Any road up, with the recent development of 3D digital technology this chap called  Klaus Obermaier has devised a new way of making the piece visual. This involves a lone dancer being projected live in 3D onto a huge screen above the orchestra, with added digital effects. The whole thing is choreographed; the dancer's movements are coordinated with the music and the computer operator tweaks the images accordingly, with the result that the audience sees , with the aid of 3D glasses, some weird and groovy stuff floating about above and in front  of the stage.
Although the audio-visual concept of the performance is quite novel, the choreography itself was not especially challenging or innovative nor likely to cause a riot. But we got some quirky moments and elements of surrealism along with stretches of what were essentially pretty psychedelic far-out effects. I can't say that the visuals were representational of 'The Rite of Spring' as Nijinsky's ballet reportedly was, being concerned primarily with pagan fertility rites, but it looked good nonetheless and it will be worthwhile trying further experiments in this genre. Obermaier went mostly for the abstract rather than the literal.
The technical set-up required that a blacked out platform was needed for the dancer. This was erected on the right of the stage, taking up the space usually occupied by the basses who were consequently relocated to the left, squashed in behind the first violins. Other sections of the orchestra were likewise relocated and squeezed in, with the result that we didn't get the full dynamics of the symphony orchestra.  The sound came across as two-dimensional as a result - focused within the plane of the stage rather than leaping out  at us.  Future performances should be given somewhere with a bigger stage! However, this inconvenience did not deter the orchestra and conductor from giving the music a fair old seeing to and their performance was pretty darn good.

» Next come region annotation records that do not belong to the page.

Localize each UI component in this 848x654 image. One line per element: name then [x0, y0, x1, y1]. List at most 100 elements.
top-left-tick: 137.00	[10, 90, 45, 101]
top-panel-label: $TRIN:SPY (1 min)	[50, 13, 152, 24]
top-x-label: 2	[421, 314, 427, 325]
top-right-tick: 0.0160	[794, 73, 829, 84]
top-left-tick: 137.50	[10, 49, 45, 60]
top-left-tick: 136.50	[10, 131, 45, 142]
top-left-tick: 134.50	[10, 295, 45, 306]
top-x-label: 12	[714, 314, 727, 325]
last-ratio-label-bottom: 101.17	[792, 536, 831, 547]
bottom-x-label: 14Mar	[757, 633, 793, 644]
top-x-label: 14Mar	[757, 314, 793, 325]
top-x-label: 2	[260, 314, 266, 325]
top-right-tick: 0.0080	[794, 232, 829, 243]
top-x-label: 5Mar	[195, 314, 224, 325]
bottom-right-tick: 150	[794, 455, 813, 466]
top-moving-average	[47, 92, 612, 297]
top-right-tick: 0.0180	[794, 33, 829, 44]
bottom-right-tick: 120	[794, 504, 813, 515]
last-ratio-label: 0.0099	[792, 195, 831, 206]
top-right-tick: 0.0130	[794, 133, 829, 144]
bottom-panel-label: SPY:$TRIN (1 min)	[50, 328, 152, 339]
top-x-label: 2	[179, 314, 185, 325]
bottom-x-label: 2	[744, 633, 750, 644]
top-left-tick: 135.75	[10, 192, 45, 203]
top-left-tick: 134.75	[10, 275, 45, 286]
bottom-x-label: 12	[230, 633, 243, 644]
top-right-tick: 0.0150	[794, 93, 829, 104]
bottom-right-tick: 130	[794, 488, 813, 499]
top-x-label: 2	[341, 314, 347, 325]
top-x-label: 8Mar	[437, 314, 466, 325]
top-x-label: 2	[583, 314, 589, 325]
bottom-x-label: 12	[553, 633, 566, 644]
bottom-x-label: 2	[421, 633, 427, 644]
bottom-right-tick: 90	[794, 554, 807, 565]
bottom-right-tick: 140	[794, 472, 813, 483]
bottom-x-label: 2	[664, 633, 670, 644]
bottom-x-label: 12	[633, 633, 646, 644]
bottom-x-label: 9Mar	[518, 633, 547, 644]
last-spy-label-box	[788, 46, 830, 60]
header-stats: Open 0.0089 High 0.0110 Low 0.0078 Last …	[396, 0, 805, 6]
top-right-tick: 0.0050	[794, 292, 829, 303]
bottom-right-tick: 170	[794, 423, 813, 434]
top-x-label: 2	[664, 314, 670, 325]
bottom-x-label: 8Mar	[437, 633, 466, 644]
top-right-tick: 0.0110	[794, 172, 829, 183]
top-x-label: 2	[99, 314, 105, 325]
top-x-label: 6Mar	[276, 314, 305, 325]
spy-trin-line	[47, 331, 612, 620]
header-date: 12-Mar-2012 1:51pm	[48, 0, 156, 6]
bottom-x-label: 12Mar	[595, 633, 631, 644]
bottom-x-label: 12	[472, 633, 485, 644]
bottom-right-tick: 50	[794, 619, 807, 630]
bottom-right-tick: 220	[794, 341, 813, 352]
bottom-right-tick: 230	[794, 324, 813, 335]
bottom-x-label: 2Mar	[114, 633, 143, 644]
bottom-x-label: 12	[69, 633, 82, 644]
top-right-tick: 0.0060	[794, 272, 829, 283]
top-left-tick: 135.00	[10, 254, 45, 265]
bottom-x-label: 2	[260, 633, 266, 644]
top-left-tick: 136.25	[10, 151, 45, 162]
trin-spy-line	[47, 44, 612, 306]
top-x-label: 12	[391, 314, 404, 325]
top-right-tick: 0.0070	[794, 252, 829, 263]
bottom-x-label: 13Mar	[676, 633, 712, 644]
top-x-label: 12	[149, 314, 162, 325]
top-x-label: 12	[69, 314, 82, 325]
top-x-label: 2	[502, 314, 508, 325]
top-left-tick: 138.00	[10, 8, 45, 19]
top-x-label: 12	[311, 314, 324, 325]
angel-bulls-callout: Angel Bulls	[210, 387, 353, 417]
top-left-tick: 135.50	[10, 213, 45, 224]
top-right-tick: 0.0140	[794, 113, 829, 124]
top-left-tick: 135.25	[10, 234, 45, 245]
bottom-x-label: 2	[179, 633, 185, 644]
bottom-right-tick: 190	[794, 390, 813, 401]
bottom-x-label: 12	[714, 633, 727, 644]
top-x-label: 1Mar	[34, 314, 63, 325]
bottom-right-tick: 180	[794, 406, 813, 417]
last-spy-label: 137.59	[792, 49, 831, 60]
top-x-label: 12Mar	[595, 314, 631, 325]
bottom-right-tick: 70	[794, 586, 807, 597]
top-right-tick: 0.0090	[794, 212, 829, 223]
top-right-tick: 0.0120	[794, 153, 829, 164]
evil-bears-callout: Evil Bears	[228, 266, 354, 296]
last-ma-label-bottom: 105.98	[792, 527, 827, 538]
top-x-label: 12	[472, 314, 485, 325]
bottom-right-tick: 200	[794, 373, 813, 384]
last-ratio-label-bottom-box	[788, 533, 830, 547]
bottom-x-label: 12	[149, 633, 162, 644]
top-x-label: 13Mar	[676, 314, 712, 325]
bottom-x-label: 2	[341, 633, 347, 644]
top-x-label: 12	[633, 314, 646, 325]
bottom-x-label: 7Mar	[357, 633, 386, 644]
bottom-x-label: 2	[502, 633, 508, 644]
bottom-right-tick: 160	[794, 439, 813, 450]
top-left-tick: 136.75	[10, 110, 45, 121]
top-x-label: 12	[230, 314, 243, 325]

Prior to the 3D business, the orchestra played two supporting pieces; 'Tuning Up' by Edgard Varese, and 'Lontano' by Gyorgy Ligeti. These were performed wonderfully. Conductor and orchestra played the Varese piece with the right amount of jollity and slyness appropriate for Varese's take on one of classical music's rituals, and with the delicacy and concentration needed for the ethereal Ligeti. Full marks to them, but I'm deducting points for the noisy air conditioning in the Festival Hall which intruded, particularly during 'Lontano'. A bonus point for not charging extra for the 3D glasses though.